The USS Gerald R. Ford, one of the central U.S. warships in the campaign against Iran that has docked in both St. Thomas and St. Thomas, is set to temporarily dock at Souda Bay, Crete, after a significant onboard fire that injured sailors and damaged living spaces aboard the carrier. The fire broke out in the ship’s main laundry area, caused smoke-related injuries to about 200 sailors, forced one evacuation, and affected around 100 sleeping berths. The ship’s propulsion systems were not damaged and that the carrier remains operational, but the incident added a new layer of strain to a deployment that has already stretched beyond nine months.

The timing is significant because the Ford remains part of the U.S. military posture in a war that has already killed more than 2,000 people across Iran, Lebanon, Israel, Iraq and the Gulf. Israel’s foreign minister said on Tuesday that Israel had “won” the war in broad terms, even though the campaign was still continuing and its goals were not yet fully met. The conflict began on February 28 with joint U.S.-Israeli strikes on Iran and has since expanded into a wider regional confrontation.

Iran’s latest retaliation underscored that the war remains far from over. Reuters reported that Iran struck Tel Aviv with cluster warheads after the killing of senior Iranian security figure Ali Larijani. That strike killed two people near key Israeli military facilities. Reuters separately reported that Gholamreza Soleimani, commander of Iran’s paramilitary Basij force, was also killed in attacks carried out by the United States and Israel. Together, those killings formed part of the latest cycle of escalation that Tehran said it was answering with renewed missile fire.

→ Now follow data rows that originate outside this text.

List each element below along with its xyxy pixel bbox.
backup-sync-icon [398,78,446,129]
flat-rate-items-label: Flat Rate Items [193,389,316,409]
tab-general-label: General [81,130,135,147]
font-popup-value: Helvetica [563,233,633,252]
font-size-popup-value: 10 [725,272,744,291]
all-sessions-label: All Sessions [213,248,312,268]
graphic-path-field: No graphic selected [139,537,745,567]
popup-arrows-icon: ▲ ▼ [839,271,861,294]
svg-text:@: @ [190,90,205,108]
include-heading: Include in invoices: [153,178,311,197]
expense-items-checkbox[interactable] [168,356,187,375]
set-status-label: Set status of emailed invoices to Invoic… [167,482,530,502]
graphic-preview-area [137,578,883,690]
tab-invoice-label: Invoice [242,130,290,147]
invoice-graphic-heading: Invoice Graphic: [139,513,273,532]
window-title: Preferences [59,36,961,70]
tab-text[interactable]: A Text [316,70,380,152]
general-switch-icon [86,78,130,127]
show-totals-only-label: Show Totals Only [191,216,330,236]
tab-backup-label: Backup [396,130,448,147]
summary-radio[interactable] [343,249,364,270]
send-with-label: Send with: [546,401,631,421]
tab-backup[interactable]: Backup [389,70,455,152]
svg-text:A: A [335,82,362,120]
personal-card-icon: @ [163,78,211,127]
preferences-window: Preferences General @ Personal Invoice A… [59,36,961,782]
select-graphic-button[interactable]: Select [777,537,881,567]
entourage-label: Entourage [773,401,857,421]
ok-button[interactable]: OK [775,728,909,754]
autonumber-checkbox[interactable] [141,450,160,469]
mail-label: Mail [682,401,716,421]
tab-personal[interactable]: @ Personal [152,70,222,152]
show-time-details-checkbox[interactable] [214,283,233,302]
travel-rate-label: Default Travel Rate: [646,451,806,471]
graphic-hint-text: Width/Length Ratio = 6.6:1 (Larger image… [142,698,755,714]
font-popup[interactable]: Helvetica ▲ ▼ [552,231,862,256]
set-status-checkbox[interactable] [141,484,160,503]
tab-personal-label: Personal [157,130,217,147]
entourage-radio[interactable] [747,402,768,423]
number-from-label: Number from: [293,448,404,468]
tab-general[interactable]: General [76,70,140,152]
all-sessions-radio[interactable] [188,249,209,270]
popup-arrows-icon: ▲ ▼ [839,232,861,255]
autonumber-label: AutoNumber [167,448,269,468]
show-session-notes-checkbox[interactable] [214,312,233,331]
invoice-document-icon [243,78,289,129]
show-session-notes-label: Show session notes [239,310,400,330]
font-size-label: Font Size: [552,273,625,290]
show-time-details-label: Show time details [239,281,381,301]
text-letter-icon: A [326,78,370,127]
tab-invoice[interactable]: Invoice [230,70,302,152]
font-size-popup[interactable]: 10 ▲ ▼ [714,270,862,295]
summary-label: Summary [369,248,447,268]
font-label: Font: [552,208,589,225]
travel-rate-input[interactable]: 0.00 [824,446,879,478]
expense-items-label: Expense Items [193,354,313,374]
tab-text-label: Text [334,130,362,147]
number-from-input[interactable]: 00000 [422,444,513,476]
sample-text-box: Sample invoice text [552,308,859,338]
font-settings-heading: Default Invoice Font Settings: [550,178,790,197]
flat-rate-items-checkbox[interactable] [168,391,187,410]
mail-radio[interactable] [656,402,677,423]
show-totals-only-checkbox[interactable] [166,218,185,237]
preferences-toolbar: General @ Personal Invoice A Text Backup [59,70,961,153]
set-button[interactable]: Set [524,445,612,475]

The war’s maritime fallout remains just as important as the battlefield exchange. Iran has effectively blocked almost all maritime traffic through the Strait of Hormuz, the route for roughly 20% of global oil and natural gas shipments. Iran’s own oil exports have continued at a near-normal pace despite the disruption, with 1.1 million to 1.5 million barrels per day still leaving the country, mainly for China.

That selective flow matters well beyond energy prices. In June 2025 about 90% of Iran’s oil exports were going to China, with the country remaining Tehran's to buyer. AP reported this week that Iran has selectively allowed some vessels through Hormuz while keeping the passage effectively closed to Western and allied traffic. The broader implication is plain enough: if a larger share of crisis-era oil trade keeps shifting toward China-centered channels outside the traditional Western system, that would raise fresh questions about long-term pressure on the U.S. dollar’s central role in energy trade. 

Elsewhere in the region’s political fallout, Cuba restored power after a 29-hour nationwide blackout, but the episode was the worst since the United States intensified its fuel blockade against the island. Power returned by 6:11 p.m. Tuesday and Cuba’s largest oil-fired power plant was reactivated, but officials warned that electricity shortages would persist because generation capacity remains limited. Cuba has received only two small oil shipments this year, reflecting the pressure created by tighter U.S. efforts to restrict fuel imports.

The humanitarian strain inside Cuba has not disappeared with the return of electricity. The United Nations and PAHO have described a country where energy shortages continue to disrupt health services, transport, water delivery and the cold chain for medicines. The U.N. said daily life in Cuba is “becoming fragile,” warned that treatments for millions of people with chronic illnesses are at risk, and said the danger to people’s lives “is not rhetorical.” PAHO said the energy crisis has compromised electricity-dependent health services, transport, water, food delivery and humanitarian assistance, placing extra pressure on people with chronic illnesses, pregnant women and children with special health needs.